Ils n’ont fait qu’une moitié de match en février contre les Gallois et sont retombés dans ce travers lors de la phase de poules: les joueurs du XV de France ont souligné lundi l’impératif de constance avant le quart de finale de la Coupe du monde, dimanche face au XV du Poireau.
. Une revanche à prendre
Adversaire annuel des Français lors du Tournoi des six nations, le pays de Galles n’a aucun mystère pour les Bleus. « On les connaît bien », confirme Romain Ntamack lundi à Oita. « On a l’habitude de les jouer, on sait à quoi s’attendre et on ne sera pas surpris dimanche. On va essayer de les battre cette fois-ci parce qu’on reste sur une mauvaise série contre eux. »
En effet: les Gallois ont remporté 7 de leurs 8 dernières confrontations, inversant une tendance historiquement favorable aux Bleus (vainqueurs eux aussi 7 fois sur 8 entre 2006 et 2011).
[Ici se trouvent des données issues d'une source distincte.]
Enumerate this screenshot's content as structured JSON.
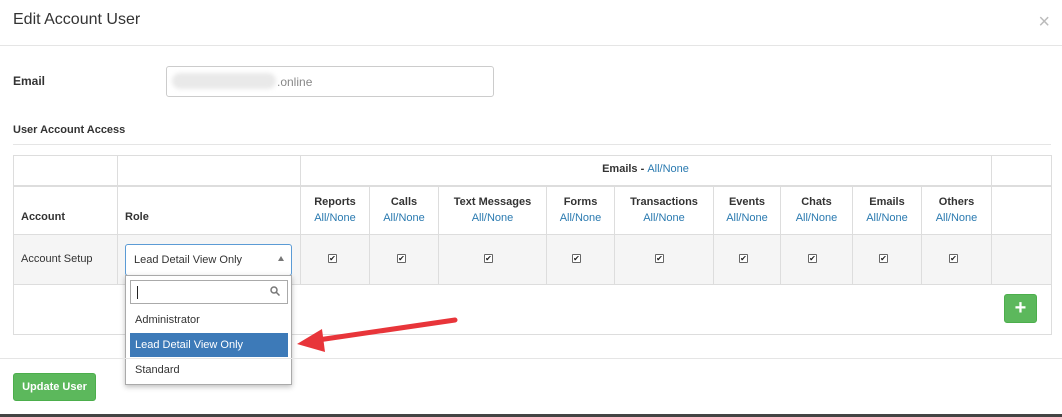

Les deux derniers revers ont un goût particulièrement amer, les Bleus ayant laissé filer un succès qui leur tendait les bras en 2018 (revers 14-13 à Cardiff) et 2019 (24-19 à Paris).
« Si on doit reprendre les quelques matches passés, je pense que c’est nous qui le leur filons plutôt que eux qui le gagnent. On a fait des grosses erreurs qu’on a payées cash », rappelle le demi de mêlée Baptiste Serin, l’un des coupables sur le dernier acte. Que les Bleus avaient pourtant démarré pied au plancher (16-0 à la pause) avant de s’effondrer sous leurs propres erreurs (ballon relâché dans l’en-but par Huget, renvoi mal négocié par Lopez et Vahaamahina, passes hasardeuses de ces deux joueurs).
Cet échec, « tout le monde y pense », assure Ntamack. « Quand on fait une première mi-temps comme ça et qu’à la fin on perd, c’est un match qui te marque. On va s’en servir », assure le Toulousain.
. Une complète svp
« Il va falloir forcément corriger ça parce qu’on avait joué 40 minutes et là il va falloir jouer 80 minutes voire plus », insiste Ntamack. Des Français à mi-temps, cela ne vous rappelle rien? C’est peu ou prou la physionomie des matches de poules, gagnés laborieusement face à l’Argentine (23-21), les Etats-Unis (33-9) et les Tonga (23-21).
« On démarre fort les matches, on a l’occasion de les tuer et on ne le fait pas, les équipes reviennent et on se bride un peu, des petits détails qui nous réussissaient en première mi-temps ne nous réussissent plus en deuxième », énumère le N.10.
Une bonne moitié de match a suffi contre des formations de niveau moindre. Mais cela ne passera pas contre les Gallois, vainqueurs du dernier Tournoi. « Ils ont vu les matches qu’on a perdus dernièrement et les matches de poule où on est sortis du système et où s’est mis dans la difficulté; eux ne vont pas changer de plan de jeu jusqu’à la fin », acquiesce Serin. Qui rêve de la même entame qu’en février, avec cette fois une meilleure conclusion. « Il faut tuer le match en seconde mi-temps, être le plus pragmatique possible. On a des certitudes, il faut les appliquer pendant 80 minutes. »
. Même compo que l’Angleterre?
Et des certitudes, Jacques Brunel en a-t-il à propos de son XV de départ? Le sélectionneur a refusé dimanche de dire quelle était la composition prévue contre l’Angleterre, avant que le match ne soit annulé. Et pour cause: hormis l’incertitude qui pèse sur le dos douloureux du demi de mêlée Antoine Dupont – que Serin se tient « prêt » à remplacer -, il y a de fortes chances qu’il « reconduise » ce XV fantôme dimanche.
Cela pourrait donc être l’équipe-type alignée contre l’Argentine en ouverture, mais avec Bernard Le Roux promu à la place d’Arthur Iturria en deuxième ligne.
A moins que Brunel ne réserve une surprise aux Gallois. « On a joué deux fois contre les Gallois (depuis qu’il est sélectionneur) et on va en tenir compte », a-t-il glissé.